70% of extra column of the transactions records are NULL and the rest of them has a json value like so:
{
"lang": "en",
"pages": 3,
"message": "Lorem ipsum dolor sit amet, consectetur adipiscing elit, sed do eiusmod tempor incididunt ut labore et dolore magna aliqua. Egestas purus viverra accumsan in nisl nisi. Arcu cursus vitae congue mauris rhoncus aenean vel elit scelerisque. In egestas erat imperdiet sed euismod nisi porta lorem mollis. Morbi tristique senectus et netus. Mattis pellentesque id nibh tortor id aliquet lectus proin. Sapien faucibus et molestie ac feugiat sed lectus vestibulum..."
}
Notice: All extra json keys are fixed for all rows and will not change.

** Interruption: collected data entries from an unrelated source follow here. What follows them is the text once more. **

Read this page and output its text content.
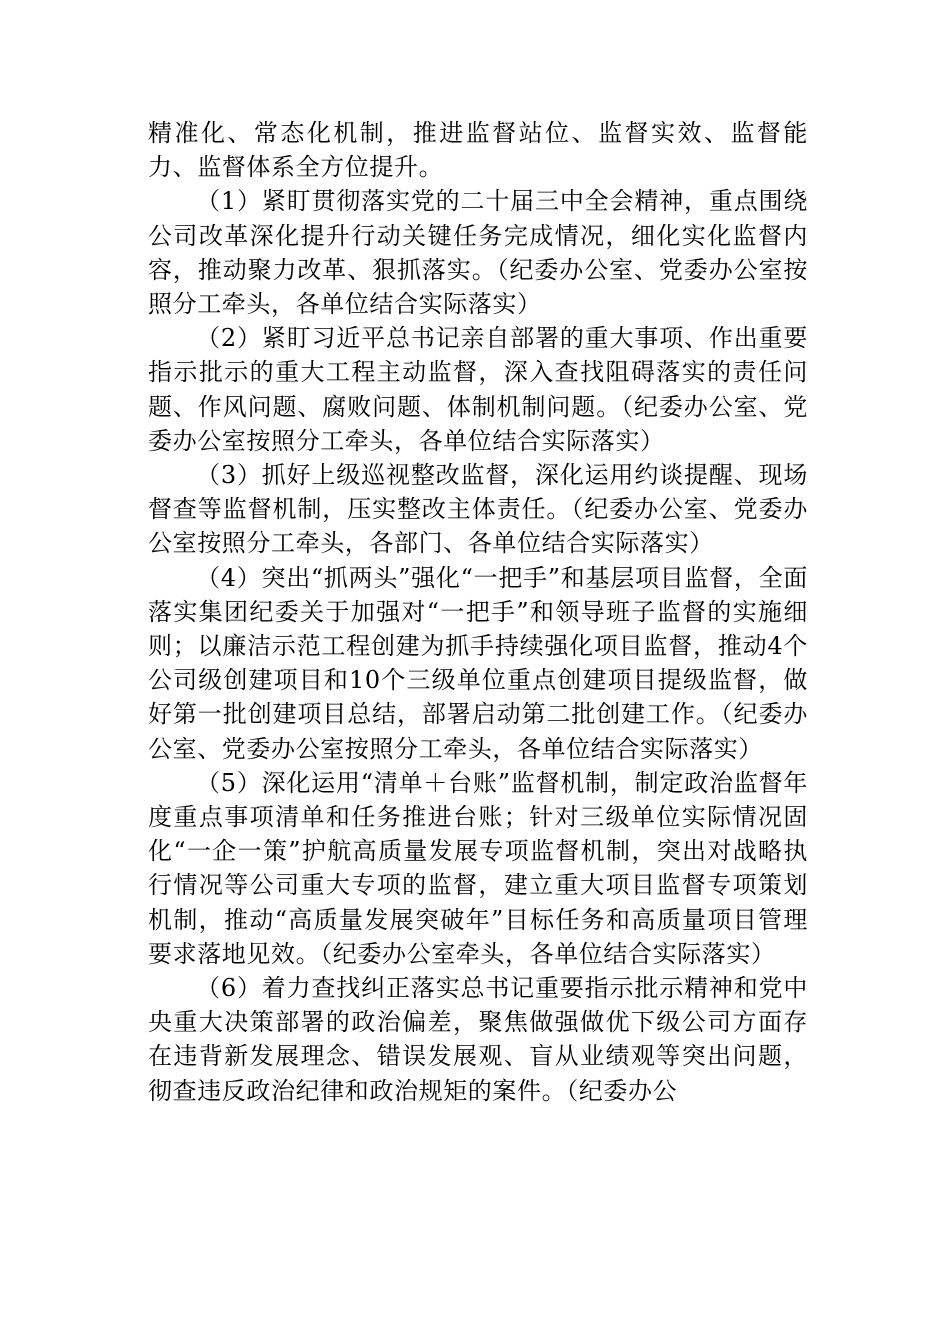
精准化、常态化机制，推进监督站位、监督实效、监督能力、监督体系全方位提升。

（1）紧盯贯彻落实党的二十届三中全会精神，重点围绕公司改革深化提升行动关键任务完成情况，细化实化监督内容，推动聚力改革、狠抓落实。（纪委办公室、党委办公室按照分工牵头，各单位结合实际落实）

（2）紧盯习近平总书记亲自部署的重大事项、作出重要指示批示的重大工程主动监督，深入查找阻碍落实的责任问题、作风问题、腐败问题、体制机制问题。（纪委办公室、党委办公室按照分工牵头，各单位结合实际落实）

（3）抓好上级巡视整改监督，深化运用约谈提醒、现场督查等监督机制，压实整改主体责任。（纪委办公室、党委办公室按照分工牵头，各部门、各单位结合实际落实）

（4）突出“抓两头”强化“一把手”和基层项目监督，全面落实集团纪委关于加强对“一把手”和领导班子监督的实施细则；以廉洁示范工程创建为抓手持续强化项目监督，推动4个公司级创建项目和10个三级单位重点创建项目提级监督，做好第一批创建项目总结，部署启动第二批创建工作。（纪委办公室、党委办公室按照分工牵头，各单位结合实际落实）

（5）深化运用“清单＋台账”监督机制，制定政治监督年度重点事项清单和任务推进台账；针对三级单位实际情况固化“一企一策”护航高质量发展专项监督机制，突出对战略执行情况等公司重大专项的监督，建立重大项目监督专项策划机制，推动“高质量发展突破年”目标任务和高质量项目管理要求落地见效。（纪委办公室牵头，各单位结合实际落实）

（6）着力查找纠正落实总书记重要指示批示精神和党中央重大决策部署的政治偏差，聚焦做强做优下级公司方面存在违背新发展理念、错误发展观、盲从业绩观等突出问题，彻查违反政治纪律和政治规矩的案件。（纪委办公
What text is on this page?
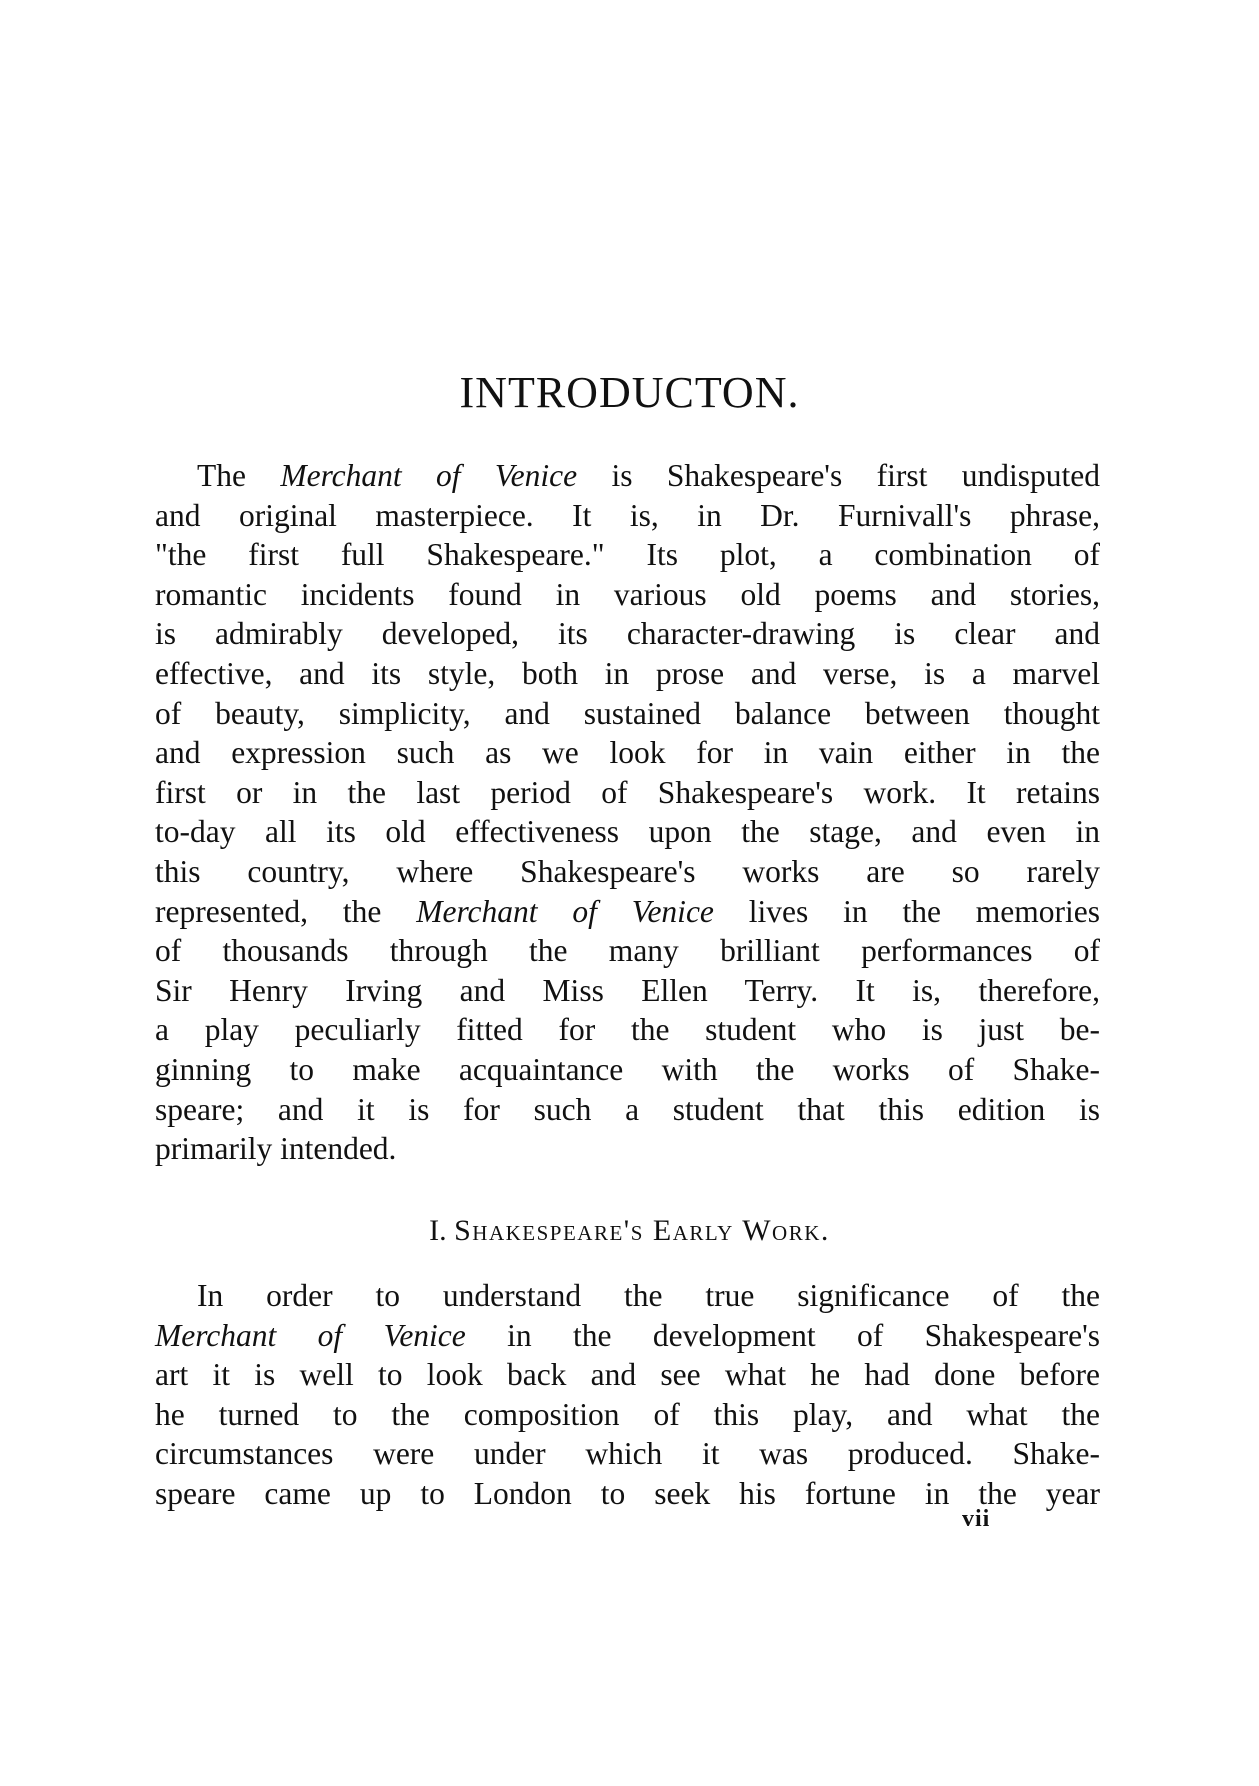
INTRODUCTON.
The Merchant of Venice is Shakespeare's first undisputed
and original masterpiece. It is, in Dr. Furnivall's phrase,
"the first full Shakespeare." Its plot, a combination of
romantic incidents found in various old poems and stories,
is admirably developed, its character-drawing is clear and
effective, and its style, both in prose and verse, is a marvel
of beauty, simplicity, and sustained balance between thought
and expression such as we look for in vain either in the
first or in the last period of Shakespeare's work. It retains
to-day all its old effectiveness upon the stage, and even in
this country, where Shakespeare's works are so rarely
represented, the Merchant of Venice lives in the memories
of thousands through the many brilliant performances of
Sir Henry Irving and Miss Ellen Terry. It is, therefore,
a play peculiarly fitted for the student who is just be-
ginning to make acquaintance with the works of Shake-
speare; and it is for such a student that this edition is
primarily intended.
I. Shakespeare's Early Work.
In order to understand the true significance of the
Merchant of Venice in the development of Shakespeare's
art it is well to look back and see what he had done before
he turned to the composition of this play, and what the
circumstances were under which it was produced. Shake-
speare came up to London to seek his fortune in the year
vii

An overview of transactions table :
id | price | type | extra
-------------------------------------------
1 | 2000.00 | SMS | null
2 | 2000.00 | SMS | null
3 | 4000.00 | SMS | null
4 | 5000.00 | SMS | {"lang": "en", "pages":8, "message":"Lore..."}
5 | 4000.00 | SMS | null
6 | 4000.00 | SMS | null
7 | 5000.00 | SMS | {"lang": "de", "pages":5, "message":"Some..."}
Why I did that?
I'm using jsonb column instead of three separate columns to avoid many NULL values.

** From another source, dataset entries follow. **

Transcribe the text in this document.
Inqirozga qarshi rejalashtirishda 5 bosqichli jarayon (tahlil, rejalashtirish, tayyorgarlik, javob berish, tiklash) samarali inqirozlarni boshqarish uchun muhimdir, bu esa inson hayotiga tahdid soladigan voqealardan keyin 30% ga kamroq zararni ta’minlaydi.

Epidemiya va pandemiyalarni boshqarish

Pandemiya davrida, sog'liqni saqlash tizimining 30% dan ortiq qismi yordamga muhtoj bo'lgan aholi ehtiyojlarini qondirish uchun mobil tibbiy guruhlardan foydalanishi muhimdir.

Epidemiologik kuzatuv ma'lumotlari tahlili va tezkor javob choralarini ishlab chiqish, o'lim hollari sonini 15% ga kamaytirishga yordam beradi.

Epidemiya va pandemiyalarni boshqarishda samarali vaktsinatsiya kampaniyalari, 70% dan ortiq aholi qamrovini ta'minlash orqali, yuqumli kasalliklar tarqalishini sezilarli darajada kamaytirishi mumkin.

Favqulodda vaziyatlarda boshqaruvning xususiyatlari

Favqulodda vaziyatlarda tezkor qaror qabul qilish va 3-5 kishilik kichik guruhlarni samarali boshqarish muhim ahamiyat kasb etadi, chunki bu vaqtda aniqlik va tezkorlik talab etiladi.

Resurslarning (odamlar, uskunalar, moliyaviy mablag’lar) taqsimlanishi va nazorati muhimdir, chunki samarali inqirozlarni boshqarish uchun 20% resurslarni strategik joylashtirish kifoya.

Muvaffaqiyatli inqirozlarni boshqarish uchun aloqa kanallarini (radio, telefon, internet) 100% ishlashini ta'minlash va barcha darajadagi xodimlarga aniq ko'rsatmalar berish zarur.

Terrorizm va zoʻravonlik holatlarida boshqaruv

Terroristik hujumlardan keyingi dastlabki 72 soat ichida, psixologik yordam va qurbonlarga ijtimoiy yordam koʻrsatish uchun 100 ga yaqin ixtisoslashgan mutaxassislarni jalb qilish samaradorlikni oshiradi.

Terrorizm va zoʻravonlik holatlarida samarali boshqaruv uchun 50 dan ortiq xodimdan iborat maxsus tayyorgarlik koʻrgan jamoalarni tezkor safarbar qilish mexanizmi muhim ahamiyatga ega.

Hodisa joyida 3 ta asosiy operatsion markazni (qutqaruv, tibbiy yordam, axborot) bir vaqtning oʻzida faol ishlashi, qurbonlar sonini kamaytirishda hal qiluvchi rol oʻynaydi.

With jsonb I only have 30% NULLs only on 1 column, But when I use 3 separate columns instead of 1 jsonb column I have 30% NULL for each column.
The Question:
Is it good idea to split the my extra column into 3 separate columns?
Like so:
id | price | type | lang | pages | message
--------------------------------------------
1 | 2000.00 | SMS | null | null | null
2 | 2000.00 | SMS | null | null | null
3 | 4000.00 | SMS | null | null | null
4 | 5000.00 | SMS | en | 8 | Lorem...
5 | 4000.00 | SMS | null | null | null
6 | 4000.00 | SMS | null | null | null
7 | 5000.00 | SMS | de | 5 | Some...
Or instead, I can add an extra table(for example transaction_info) with One-To-One relationship. Like so:
transcations
id | price | type
-------------------
1 | 2000.00 | SMS
2 | 2000.00 | SMS
3 | 4000.00 | SMS
4 | 5000.00 | SMS
5 | 4000.00 | SMS
6 | 4000.00 | SMS
7 | 5000.00 | SMS
transaction_info
id | transaction_id | lang | pages | message
--------------------------------------------
1 | 4 | en | 8 | Lorem...
2 | 7 | de | 5 | Some...
With this approach I don't have any NULL values on both tables.
Which one do you prefer?